PC1 values of some Ainu individuals were similar to that of Sanganji Jomon, whereas PC2 separated the Ainu people from Sanganji Jomon (Figure 2b). It is probable that the ancestors of the Ainu people experienced admixture with other population(s) (for example, continental population(s) not used in the current study) after the Jomon period, and they are thus genetically differentiated from the Jomon people.51 The candidate population is the Okhotsk people, who inhabited the Northeastern costal area of the Hokkaido region, Japan, from the 5th to 13th century. They were morphologically close to modern southern Siberians such as the Nivkhi and Ulchi people,52, 53, 54, 55 who were not included in the current study. Recent studies suggest that the descendants of the Hokkaido Jomon people had admixed with the Okhotsk people and became ancestors of the modern Ainu.56, 57, 58, 59

Jinam et al.2 recently estimated the proportion of the Jomon ancestry in the mainland Japanese using the f4-ratio test35 under a specified phylogenetic scenario. The estimated proportion of Jomon ancestry differs depending on the compared populations and were within the range of 13–21%. Jinam et al.2 also used ADMIXTURE60 and found that the mainland Japanese was best explained by two ancestry components. One of them has very high proportions in many Ainu individuals, and is considered to be Jomon ancestry if we assume that the Ainu people are largely descendants of the Jomon. The average proportion of this Jomon component in the mainland Japanese was 17%, which is within the range of f4-ratio test results.2 The same genome-wide SNP data were also used for ABC analysis, and the highest likelihood model estimated the admixture proportion from the Jomon ancestry to the mainland Japanese to be 36% (22–53%, 95% confidence interval).50 We used TreeMix for estimating Jomon ancestry proportions in this study, and the frequency was 12% as shown in Figure 4. We note that it is possible that the frequency was underestimated if the Jomon people had some population substructure and the northern Jomon including the Sanganji Jomon only indirectly contributed to the modern Japanese, and/or if there are contamination during experiments from the Japanese Archipelago populations. Previously, the proportion of the Jomon component in the modern mainland Japanese was estimated to be 35% based on partial mtDNA sequences of modern human populations46 and 23–40% based on application of a demographic model of population admixture.61 Although the Jomon admixture proportion is still debatable, we would like to conclude that the Jomon component in the mainland Japanese is probably lower than 20%.
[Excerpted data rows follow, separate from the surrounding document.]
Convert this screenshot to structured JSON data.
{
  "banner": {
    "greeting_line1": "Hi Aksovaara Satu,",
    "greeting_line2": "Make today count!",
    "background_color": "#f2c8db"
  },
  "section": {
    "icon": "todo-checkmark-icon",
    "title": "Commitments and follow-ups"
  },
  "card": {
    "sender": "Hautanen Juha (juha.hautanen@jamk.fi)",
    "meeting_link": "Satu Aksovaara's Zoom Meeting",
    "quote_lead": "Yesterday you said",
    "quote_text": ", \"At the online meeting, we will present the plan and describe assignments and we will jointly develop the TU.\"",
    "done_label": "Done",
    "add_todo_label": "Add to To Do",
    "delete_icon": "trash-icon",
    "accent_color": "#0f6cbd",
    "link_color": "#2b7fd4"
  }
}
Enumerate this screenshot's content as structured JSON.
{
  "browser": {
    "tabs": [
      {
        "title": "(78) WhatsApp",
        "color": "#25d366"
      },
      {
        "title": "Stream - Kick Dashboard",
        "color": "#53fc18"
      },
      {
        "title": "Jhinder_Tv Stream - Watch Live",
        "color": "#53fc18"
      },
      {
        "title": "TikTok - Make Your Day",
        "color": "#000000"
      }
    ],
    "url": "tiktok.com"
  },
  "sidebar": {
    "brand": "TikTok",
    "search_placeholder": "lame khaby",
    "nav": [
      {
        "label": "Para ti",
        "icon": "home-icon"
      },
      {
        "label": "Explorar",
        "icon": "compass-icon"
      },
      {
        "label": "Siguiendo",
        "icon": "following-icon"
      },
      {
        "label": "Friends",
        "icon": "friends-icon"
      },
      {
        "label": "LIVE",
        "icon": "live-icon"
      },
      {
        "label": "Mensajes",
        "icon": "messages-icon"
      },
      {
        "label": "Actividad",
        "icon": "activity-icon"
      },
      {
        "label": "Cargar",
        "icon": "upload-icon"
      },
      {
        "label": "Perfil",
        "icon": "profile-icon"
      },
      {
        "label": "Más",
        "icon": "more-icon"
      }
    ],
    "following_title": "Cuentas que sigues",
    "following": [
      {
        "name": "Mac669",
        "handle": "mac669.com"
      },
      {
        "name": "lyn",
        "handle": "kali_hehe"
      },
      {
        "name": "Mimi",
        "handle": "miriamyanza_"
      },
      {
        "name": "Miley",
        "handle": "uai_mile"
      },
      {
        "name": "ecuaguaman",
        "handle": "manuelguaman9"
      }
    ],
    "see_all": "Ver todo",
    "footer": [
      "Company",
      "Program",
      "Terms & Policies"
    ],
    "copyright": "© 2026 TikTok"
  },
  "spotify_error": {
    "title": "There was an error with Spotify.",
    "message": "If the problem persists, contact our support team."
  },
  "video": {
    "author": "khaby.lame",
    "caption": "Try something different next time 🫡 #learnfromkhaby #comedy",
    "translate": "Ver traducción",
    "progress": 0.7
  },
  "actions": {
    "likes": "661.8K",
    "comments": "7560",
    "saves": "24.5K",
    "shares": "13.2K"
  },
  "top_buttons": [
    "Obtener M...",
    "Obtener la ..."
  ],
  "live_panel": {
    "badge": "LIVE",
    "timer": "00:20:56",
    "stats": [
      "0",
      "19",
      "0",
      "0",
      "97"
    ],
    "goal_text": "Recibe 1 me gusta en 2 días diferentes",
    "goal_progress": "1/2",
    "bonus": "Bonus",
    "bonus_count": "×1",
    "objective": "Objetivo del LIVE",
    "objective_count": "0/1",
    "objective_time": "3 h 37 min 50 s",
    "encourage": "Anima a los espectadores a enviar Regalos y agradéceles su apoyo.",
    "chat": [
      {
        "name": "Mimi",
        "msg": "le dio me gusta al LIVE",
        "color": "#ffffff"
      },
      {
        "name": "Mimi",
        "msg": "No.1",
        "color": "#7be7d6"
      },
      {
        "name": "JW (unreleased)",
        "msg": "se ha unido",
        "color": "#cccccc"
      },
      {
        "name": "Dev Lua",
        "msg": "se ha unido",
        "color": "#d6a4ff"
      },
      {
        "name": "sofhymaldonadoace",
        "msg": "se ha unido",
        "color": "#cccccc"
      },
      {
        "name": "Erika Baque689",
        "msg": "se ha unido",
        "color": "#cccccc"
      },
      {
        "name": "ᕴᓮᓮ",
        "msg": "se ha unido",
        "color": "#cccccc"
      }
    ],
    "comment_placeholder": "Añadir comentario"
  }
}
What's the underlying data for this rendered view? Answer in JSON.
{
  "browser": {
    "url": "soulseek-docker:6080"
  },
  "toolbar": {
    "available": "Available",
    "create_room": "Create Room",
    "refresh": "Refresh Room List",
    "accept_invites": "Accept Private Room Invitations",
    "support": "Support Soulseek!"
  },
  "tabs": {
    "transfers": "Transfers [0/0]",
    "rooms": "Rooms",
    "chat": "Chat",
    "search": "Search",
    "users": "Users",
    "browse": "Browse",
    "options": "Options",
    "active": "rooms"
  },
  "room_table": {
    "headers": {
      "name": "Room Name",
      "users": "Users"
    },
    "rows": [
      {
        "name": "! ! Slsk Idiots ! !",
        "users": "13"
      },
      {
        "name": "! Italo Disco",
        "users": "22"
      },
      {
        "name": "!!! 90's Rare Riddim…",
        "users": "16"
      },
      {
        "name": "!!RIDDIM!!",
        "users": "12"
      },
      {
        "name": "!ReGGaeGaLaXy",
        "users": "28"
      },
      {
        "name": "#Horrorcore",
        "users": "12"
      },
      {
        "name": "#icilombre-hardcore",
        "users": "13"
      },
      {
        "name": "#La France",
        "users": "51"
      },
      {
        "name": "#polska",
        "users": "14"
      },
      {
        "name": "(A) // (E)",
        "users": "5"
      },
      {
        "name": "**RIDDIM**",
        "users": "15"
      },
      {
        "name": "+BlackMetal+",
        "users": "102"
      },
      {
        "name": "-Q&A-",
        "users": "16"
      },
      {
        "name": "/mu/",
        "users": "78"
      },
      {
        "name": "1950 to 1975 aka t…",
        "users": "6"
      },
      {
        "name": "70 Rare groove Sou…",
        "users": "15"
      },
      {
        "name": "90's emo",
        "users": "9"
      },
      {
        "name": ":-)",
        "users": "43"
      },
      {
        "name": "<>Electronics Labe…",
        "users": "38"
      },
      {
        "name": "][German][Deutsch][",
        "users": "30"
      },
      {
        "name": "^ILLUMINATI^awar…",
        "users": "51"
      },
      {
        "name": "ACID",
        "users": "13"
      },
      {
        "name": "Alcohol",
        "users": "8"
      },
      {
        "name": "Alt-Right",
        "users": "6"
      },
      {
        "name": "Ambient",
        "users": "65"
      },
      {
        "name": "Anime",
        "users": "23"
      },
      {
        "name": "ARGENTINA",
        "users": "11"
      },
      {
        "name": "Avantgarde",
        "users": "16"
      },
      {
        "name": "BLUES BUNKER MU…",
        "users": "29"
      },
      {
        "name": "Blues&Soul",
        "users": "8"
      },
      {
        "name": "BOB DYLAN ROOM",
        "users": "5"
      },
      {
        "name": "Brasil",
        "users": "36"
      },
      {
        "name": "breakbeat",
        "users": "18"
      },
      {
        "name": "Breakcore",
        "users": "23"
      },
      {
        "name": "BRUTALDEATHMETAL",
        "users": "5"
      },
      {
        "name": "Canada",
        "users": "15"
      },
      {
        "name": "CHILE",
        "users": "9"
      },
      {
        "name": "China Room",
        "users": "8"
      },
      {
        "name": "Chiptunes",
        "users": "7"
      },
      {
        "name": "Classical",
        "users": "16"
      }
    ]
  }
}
One remaining question is whether or not the ancestors of the Jomon people experienced any gene flow with archaic humans. The ancestor of modern humans who moved out of Africa admixed with Neanderthals,15, 22 whereas Denisovan DNA sequences were shown to share some similarity with the modern East Eurasians and Sahulians, especially with Papuan, Melanesian, Australian Aboriginal and Southeast Asian islanders.16, 17, 19, 62 The result of D-statistic tests implies that there was no additional gene flow with archaic humans observed in the Sanganji Jomon compared with the other East Eurasians (Supplementary Figure S31).

In conclusion, this is the first report describing the genetic relationships between the prehistoric Jomon and modern and other archaic human populations based on nuclear genome sequences, and reveals new insights on population history in East Eurasia. This report is a starting point for future studies.